Com o desenvolvimento da fotografia digital em grande escala, a arte da fotografia em formato pequeno tem caído em desuso. O novo projecto da Halftone propõe-se a celebrar os detalhes e a criatividade das fotografias captadas em formato reduzido, convidando o público a olhar com calma e atenção para os trabalhos que estarão em exposição na galeria H2H – Hold on to Hope entre 6 e 28 de Setembro. Metade das receitas arrecadadas no evento serão doadas à Associação de Reabilitação de Toxicodependentes de Macau (ARTM).
A Halftone e a Associação de Reabilitação de Toxicodependentes de Macau (ARTM) voltam a colaborar na terceira edição da exposição “Small Format”, dedicada à fotografia em formato pequeno. A mostra arranca com uma cerimónia de abertura agendada para as 16h de dia 6 de Setembro, na galeria H2H – Hold on to Hope, e permanecerá patente ao público até dia 28.
O projecto deste ano reúne 29 fotografias da autoria de 15 fotógrafos locais, cujos temas ficaram ao critério dos próprios artistas. Tal como aconteceu nas duas edições anteriores, o único fio condutor da exposição é a celebração da fotografia em pequeno formato, que convida a um olhar atento e à valorização dos pormenores. “Actualmente, com a fotografia digital, estamos habituados a poder imprimir grandes formatos. O pequeno formato tem outras características; exige uma maior proximidade para a visualização da foto”, explica Francisco Ricarte, presidente da associação fotográfica, em declarações ao PONTO FINAL.
Foi esse o desafio lançado aos membros da Halftone no passado mês de Junho: levar o público a contemplar de perto os contornos e as ideias expressas no trabalho que se apresenta perante si. O tema, esse, é livre, permitindo que os artistas tenham “a possibilidade de mostrar um leque diversificado” do seu catálogo, com a única condição de não exceder um máximo de 42 centímetros de largura ou comprimento.
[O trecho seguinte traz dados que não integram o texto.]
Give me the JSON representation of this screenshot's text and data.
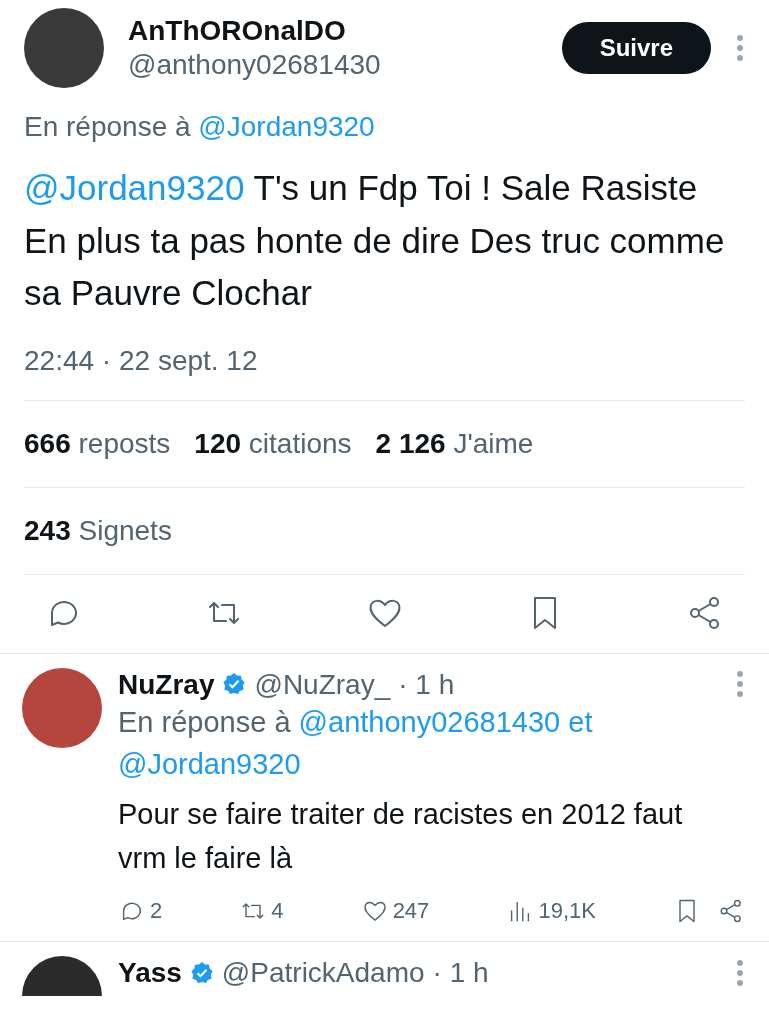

Francisco Ricarte destaca ainda que o tema de atenção ao detalhe é complementado pelas características da própria galeria, dividida em 12 espaços pequenos que “convidam precisamente a essa observação” calma e minuciosa.
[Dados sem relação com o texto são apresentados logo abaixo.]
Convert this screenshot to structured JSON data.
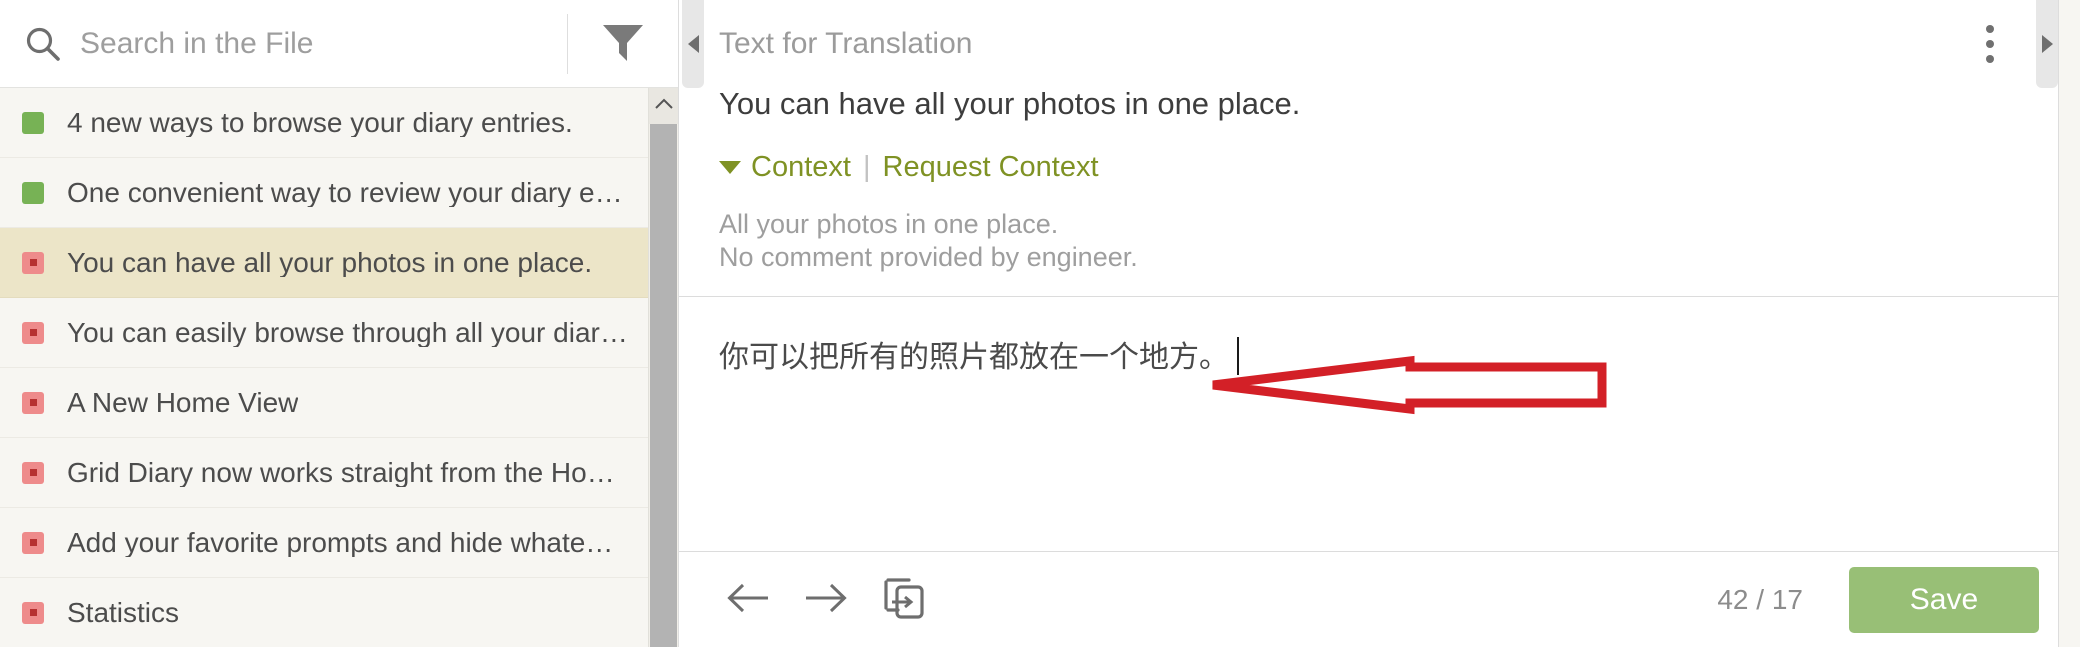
{
  "sidebar": {
    "search": {
      "placeholder": "Search in the File",
      "value": "",
      "icon": "search-icon"
    },
    "filter": {
      "icon": "filter-icon",
      "label": "Filter"
    },
    "scrollbar": {
      "up_icon": "chevron-up-icon"
    },
    "items": [
      {
        "label": "4 new ways to browse your diary entries.",
        "status": "green",
        "selected": false
      },
      {
        "label": "One convenient way to review your diary e…",
        "status": "green",
        "selected": false
      },
      {
        "label": "You can have all your photos in one place.",
        "status": "red",
        "selected": true
      },
      {
        "label": "You can easily browse through all your diar…",
        "status": "red",
        "selected": false
      },
      {
        "label": "A New Home View",
        "status": "red",
        "selected": false
      },
      {
        "label": "Grid Diary now works straight from the Ho…",
        "status": "red",
        "selected": false
      },
      {
        "label": "Add your favorite prompts and hide whate…",
        "status": "red",
        "selected": false
      },
      {
        "label": "Statistics",
        "status": "red",
        "selected": false
      }
    ]
  },
  "panel_handles": {
    "left": {
      "icon": "triangle-left-icon",
      "label": "Collapse left panel"
    },
    "right": {
      "icon": "triangle-right-icon",
      "label": "Expand right panel"
    }
  },
  "main": {
    "header": {
      "title": "Text for Translation",
      "menu_icon": "kebab-menu-icon"
    },
    "source_text": "You can have all your photos in one place.",
    "context": {
      "caret_icon": "triangle-down-icon",
      "toggle_label": "Context",
      "separator": "|",
      "request_label": "Request Context",
      "lines": [
        "All your photos in one place.",
        "No comment provided by engineer."
      ]
    },
    "target": {
      "value": "你可以把所有的照片都放在一个地方。",
      "has_caret": true
    },
    "toolbar": {
      "prev_icon": "arrow-left-icon",
      "next_icon": "arrow-right-icon",
      "copy_source_icon": "copy-source-to-target-icon",
      "counter": "42 / 17",
      "save_label": "Save"
    }
  },
  "annotation": {
    "type": "arrow",
    "direction": "left",
    "color": "#d32027"
  },
  "colors": {
    "accent_green": "#7f9224",
    "save_green": "#98bf76",
    "status_green": "#77b255",
    "status_red": "#ee8b8b",
    "selected_row": "#ece5c8",
    "annotation_red": "#d32027"
  }
}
Em paralelo à publicação da revista quadrimestral, o programa da Halftone contempla a realização de três exposições anuais. A “Small Formats” é, portanto, a segunda mostra fotográfica de 2025, antecedida por “O Espírito da China”, em Abril, e uma exposição subsequente marcada para Outubro, na Fundação Rui Cunha. Entre estes projectos, o responsável confidencia ao PONTO FINAL que a “Small Formats” é uma exposição que “dá muito gosto fazer”, por dois motivos diferentes.
“Primeiro, é uma manifestação da nossa vitalidade enquanto associação, ao mobilizarmos os sócios para participarem e apresentarem as suas obras”, começa por esclarecer. Os artistas participantes, organizados por ordem alfabética, são António Mil-Homens, António Sotero, Carmen Sereno, Cássia Schutt, Elói Scarva, Flávio Andrade, Francisco Ricarte, Gonçalo Lobo Pinheiro, Inela Kovacevic, Joana Freitas, Jorge Veiga Alves, José Sales Marques, Nelson Silva, Sara Augusto e Sofia Mota.
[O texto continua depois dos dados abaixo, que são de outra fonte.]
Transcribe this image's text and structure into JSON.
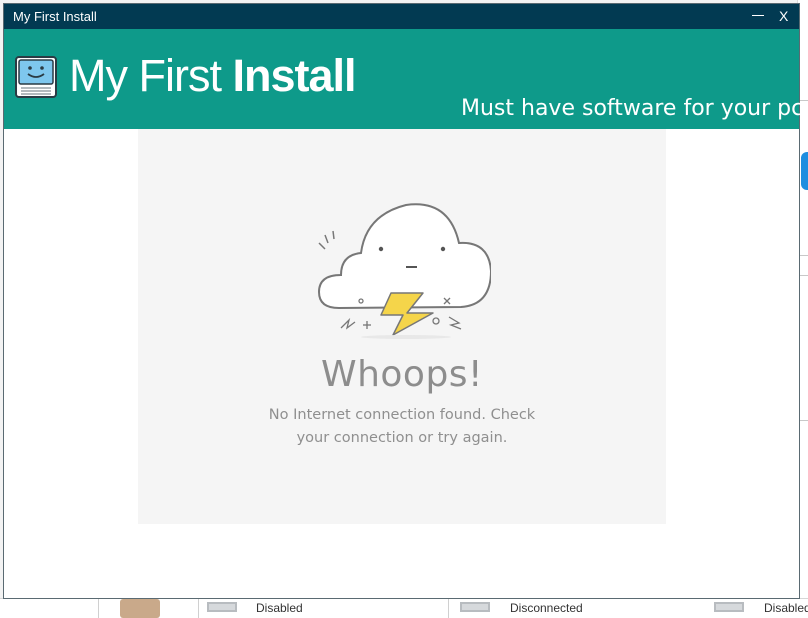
{
  "window": {
    "title": "My First Install",
    "close_label": "X"
  },
  "banner": {
    "brand_light": "My First ",
    "brand_bold": "Install",
    "tagline": "Must have software for your pc"
  },
  "error": {
    "heading": "Whoops!",
    "line1": "No Internet connection found. Check",
    "line2": "your connection or try again."
  },
  "background": {
    "items": [
      {
        "label": "Disabled"
      },
      {
        "label": "Disconnected"
      },
      {
        "label": "Disabled"
      }
    ]
  },
  "colors": {
    "titlebar": "#023a52",
    "banner": "#0e9a8a",
    "panel": "#f5f5f5",
    "text_muted": "#8d8d8d",
    "lightning": "#f5d54a"
  }
}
O segundo ponto prende-se com o carácter filantrópico da iniciativa. “Dá-nos muito gosto e muita honra colaborar com a ARTM [associação que gere a galeria], pelo esforço meritório que tem feito durante tantos anos”. O público pode aderir a esta causa ao adquirir qualquer uma das 29 fotografias em exposição, sendo que pelo menos 50% do valor de qualquer venda será doado à associação.
Francisco Ricarte realça ainda a beleza – física e histórica – da galeria H2H, símbolo de vida e transformação. A partir do início da década, a antiga leprosaria de Ká-Hó reinventou-se num espaço de cultura e lazer onde são frequentemente expostos trabalhos de associações criativas ou grupos vulneráveis locais. De uma “história dramática”, nota o fotógrafo, acabou por nascer um dos núcleos culturais mais relevantes e solidários de Macau.
A associação Halftone, actualmente com mais de 50 membros, tem como objectivo promover e divulgar a arte fotográfica e da narrativa visual em Macau e no mundo.